Stimuler l’investissement et tarir le supposé exode des riches matraqués par la fiscalité française, tels étaient les arguments du gouvernement pour justifier sa réforme de la taxation du capital. La publication la semaine dernière du troisième rapport d’évaluation de la réforme de la fiscalité du capital lancée au début du quinquennat Macron jette un pavé dans la mare. Le moins que l’on puisse dire à la lecture de ce document, rédigé sous l’égide de France Stratégie, est que ces mesures phares de l’exécutif : instauration d’un prélèvement forfaitaire unique(PFU) à 30 % sur les revenus du capital et transformation de l’ISF en impôt sur la fortune immobilière (IFI), censées booster l’investissement productif et faire ruisseler la fortune des plus riches dans toute l’économie, peinent toujours à faire leurs preuves. Le second rapport (l’année passée) montrait déjà le boom des dividendes distribués (23 milliards en 2018 contre 14 en 2017 !) ce que confirme ce troisième rapport avec 1 milliards de plus encore. « Les équipes de recherche sont à même d’établir un effet causal de l’instauration de PFU sur le versement des dividendes aux ménages ». Il montre aussi que l’essentiel des placements financiers s’effectue dans l’immobilier et non pas dans le productif comme annoncé.
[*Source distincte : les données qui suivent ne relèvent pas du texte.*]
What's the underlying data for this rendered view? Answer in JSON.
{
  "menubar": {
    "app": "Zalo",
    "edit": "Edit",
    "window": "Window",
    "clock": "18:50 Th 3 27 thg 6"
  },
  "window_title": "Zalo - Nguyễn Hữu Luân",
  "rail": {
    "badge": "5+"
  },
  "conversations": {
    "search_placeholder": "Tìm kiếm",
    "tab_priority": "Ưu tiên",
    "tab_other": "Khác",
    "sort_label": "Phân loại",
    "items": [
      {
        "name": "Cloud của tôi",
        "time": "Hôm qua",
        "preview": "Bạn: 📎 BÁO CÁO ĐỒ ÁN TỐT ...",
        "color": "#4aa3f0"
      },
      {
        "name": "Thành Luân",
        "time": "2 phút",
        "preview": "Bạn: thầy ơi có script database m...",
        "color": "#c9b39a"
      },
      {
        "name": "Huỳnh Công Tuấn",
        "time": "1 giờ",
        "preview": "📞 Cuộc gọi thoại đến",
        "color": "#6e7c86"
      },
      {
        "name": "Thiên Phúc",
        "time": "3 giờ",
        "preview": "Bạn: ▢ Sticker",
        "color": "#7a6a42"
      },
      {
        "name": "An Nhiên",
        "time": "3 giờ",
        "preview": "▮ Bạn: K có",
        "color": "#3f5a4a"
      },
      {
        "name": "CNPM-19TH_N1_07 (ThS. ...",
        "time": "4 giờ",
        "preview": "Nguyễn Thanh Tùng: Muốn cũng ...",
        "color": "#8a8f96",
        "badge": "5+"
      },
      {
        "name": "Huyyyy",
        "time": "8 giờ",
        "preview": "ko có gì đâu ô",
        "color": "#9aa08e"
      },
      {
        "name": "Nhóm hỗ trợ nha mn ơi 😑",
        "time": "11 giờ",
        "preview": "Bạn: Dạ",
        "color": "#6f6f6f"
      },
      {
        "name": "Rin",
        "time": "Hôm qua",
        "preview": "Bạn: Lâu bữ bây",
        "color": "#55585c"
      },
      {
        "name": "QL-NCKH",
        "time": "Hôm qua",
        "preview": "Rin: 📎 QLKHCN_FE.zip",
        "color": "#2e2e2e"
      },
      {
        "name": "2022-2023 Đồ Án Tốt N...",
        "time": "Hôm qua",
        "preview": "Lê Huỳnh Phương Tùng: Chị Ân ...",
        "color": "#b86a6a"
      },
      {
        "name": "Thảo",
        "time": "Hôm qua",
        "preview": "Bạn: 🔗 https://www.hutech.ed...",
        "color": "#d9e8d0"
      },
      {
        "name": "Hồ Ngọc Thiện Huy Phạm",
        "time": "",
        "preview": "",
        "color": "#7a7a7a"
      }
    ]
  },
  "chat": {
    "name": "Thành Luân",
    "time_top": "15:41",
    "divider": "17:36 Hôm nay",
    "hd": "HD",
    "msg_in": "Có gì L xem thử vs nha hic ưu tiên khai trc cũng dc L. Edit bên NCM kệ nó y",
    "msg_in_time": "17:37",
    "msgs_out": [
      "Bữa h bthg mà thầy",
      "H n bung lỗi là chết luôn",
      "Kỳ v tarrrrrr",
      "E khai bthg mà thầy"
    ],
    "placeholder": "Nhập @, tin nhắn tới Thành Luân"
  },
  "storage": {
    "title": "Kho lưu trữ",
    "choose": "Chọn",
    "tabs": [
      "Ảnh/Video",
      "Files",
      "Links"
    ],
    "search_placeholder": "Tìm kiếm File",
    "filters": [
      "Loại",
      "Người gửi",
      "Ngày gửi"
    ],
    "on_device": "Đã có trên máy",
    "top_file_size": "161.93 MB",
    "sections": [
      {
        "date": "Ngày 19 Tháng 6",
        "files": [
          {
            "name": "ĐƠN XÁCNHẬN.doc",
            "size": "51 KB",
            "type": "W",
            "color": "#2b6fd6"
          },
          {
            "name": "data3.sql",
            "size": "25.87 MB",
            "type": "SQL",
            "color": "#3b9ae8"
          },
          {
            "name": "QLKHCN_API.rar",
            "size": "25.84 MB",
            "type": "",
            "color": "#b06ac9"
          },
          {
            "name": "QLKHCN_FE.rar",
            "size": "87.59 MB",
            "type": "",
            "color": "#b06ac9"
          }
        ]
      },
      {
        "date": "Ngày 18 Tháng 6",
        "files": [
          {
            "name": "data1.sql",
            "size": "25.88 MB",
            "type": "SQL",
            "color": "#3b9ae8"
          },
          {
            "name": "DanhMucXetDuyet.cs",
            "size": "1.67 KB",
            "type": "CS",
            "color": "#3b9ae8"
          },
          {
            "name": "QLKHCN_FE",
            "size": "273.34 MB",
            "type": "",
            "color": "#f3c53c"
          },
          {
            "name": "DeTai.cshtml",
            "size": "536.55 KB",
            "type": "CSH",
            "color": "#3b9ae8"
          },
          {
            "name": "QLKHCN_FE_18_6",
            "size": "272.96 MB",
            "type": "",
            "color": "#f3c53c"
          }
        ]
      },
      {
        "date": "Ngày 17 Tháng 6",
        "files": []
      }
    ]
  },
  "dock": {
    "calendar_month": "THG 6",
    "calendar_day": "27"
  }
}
L corrélation entre patrimoines immobiliers en 2019 et dividendes 2018 est très forte. Quant au retour des exilés fiscaux l’effet sur les rentrées fiscales est minime. En 2019 280 imposables à l’IFI ont quitté le pays et 340 sont revenus représentant 0,2% du total de l’IFI : c’est peanuts ! Pour mémoire en 2020 l’IFI à rapporté 1.6 milliards alors qu’en 2017 l’ISF avait rapporté 4.2 milliards !!